In an earlier post I said that the lows of March 9 should be retested. If at that point the March 9 lows hold and a second rally begins, you would have a W bottom which is more powerful than just a single bottom.
David Rosenberg, chief economist at Gluskin Sheff + Associates is of the same mindset but more from fundamental standpoint. His main theme is that consumer spending did not pick up and is keeping the economy in the doldrums.
The S&P index has had a 24% rally off the bottom. Both Mr Rosenberg and I agree that what we have seen is a gigantic short covering rally. Short covering causes buying in the market because traders need to buy back the stocks they sold short.
The benchmark index for U.S. stocks plunged 57% from October 2007 to March 2009. Credit losses from the subprime fiasco amounted to $1.47 trillion. In the midst of the crisis, the government pledged $12.8 trillion to prop up the economy. So, the $64 question is "Are we still in a black hole?"

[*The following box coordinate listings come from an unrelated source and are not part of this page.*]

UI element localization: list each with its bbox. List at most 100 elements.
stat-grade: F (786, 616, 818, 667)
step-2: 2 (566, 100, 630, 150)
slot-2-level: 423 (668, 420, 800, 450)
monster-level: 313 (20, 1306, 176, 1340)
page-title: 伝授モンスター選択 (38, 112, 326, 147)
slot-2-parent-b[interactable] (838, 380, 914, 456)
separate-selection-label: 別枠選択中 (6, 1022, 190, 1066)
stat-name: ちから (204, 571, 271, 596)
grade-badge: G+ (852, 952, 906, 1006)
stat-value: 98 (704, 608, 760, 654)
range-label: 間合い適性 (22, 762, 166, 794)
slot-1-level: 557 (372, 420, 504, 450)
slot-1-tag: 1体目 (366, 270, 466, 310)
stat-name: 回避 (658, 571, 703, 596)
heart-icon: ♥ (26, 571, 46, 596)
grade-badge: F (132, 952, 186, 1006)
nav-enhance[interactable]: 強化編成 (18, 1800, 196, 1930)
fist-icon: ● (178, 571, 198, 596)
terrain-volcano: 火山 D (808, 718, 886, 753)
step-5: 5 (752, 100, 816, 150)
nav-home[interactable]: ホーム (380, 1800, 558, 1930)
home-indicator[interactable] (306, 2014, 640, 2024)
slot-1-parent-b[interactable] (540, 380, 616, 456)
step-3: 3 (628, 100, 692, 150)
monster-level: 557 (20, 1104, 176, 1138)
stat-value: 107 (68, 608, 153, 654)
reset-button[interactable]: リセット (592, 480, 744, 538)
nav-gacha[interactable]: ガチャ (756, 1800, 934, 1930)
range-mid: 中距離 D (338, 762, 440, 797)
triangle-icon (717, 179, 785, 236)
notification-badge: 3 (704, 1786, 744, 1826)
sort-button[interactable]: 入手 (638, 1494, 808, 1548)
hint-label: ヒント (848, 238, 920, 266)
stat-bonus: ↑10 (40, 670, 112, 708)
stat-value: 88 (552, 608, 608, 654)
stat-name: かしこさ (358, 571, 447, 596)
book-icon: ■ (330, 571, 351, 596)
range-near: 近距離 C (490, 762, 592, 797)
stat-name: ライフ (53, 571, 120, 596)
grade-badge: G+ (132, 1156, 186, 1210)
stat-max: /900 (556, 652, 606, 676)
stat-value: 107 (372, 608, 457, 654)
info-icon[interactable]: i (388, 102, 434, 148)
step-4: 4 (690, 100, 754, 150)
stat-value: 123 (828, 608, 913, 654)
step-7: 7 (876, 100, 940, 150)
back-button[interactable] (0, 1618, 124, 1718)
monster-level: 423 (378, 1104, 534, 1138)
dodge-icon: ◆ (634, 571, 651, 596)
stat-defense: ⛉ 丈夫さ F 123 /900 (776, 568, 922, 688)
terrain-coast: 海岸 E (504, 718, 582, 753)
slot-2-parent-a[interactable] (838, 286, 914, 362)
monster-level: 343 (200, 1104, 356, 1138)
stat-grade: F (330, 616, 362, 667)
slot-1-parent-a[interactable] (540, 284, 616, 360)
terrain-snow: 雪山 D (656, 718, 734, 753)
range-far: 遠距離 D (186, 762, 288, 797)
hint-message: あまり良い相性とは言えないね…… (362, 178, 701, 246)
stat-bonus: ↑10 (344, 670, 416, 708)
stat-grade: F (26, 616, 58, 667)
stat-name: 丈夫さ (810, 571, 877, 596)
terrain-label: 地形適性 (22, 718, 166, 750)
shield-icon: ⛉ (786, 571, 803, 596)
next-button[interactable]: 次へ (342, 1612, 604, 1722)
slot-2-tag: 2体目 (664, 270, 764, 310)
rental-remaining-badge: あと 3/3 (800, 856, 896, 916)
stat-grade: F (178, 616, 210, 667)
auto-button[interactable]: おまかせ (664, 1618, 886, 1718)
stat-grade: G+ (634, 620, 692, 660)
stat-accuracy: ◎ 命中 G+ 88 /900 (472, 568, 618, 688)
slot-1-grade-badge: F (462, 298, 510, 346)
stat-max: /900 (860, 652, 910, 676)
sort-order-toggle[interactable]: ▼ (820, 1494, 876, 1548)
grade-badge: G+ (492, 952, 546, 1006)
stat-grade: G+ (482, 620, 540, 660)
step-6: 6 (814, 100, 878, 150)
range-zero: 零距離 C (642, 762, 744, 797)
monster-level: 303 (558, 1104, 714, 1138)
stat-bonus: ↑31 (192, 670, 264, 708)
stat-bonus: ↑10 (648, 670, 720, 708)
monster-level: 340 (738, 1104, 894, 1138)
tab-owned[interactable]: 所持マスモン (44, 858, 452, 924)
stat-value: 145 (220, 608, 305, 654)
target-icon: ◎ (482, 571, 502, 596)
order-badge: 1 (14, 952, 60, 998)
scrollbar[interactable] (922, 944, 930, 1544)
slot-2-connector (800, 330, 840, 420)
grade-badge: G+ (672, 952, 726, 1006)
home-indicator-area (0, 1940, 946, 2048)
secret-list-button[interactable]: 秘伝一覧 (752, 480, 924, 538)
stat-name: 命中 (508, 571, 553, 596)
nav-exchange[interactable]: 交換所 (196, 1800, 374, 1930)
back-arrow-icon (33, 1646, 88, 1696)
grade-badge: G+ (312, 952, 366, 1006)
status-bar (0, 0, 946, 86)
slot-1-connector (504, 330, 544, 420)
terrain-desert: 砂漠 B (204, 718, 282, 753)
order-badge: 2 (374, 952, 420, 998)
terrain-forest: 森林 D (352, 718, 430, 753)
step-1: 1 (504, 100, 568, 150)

Meanwhile markets trade up and down. It might be wise here to pause and let the market currents tell you what to do. Never try to guess what the market will do. That's a sure sign for disaster.
Do you believe that the March 9 lows will hold?











Reader Comments (Page 1 of 1)
5-22-2009 @ 1:46AM
Steve said...
Very difficult to say if this is a big short-covering rally. However, I am believing more and more that this may be the case. No matter what, we need to correct at this point.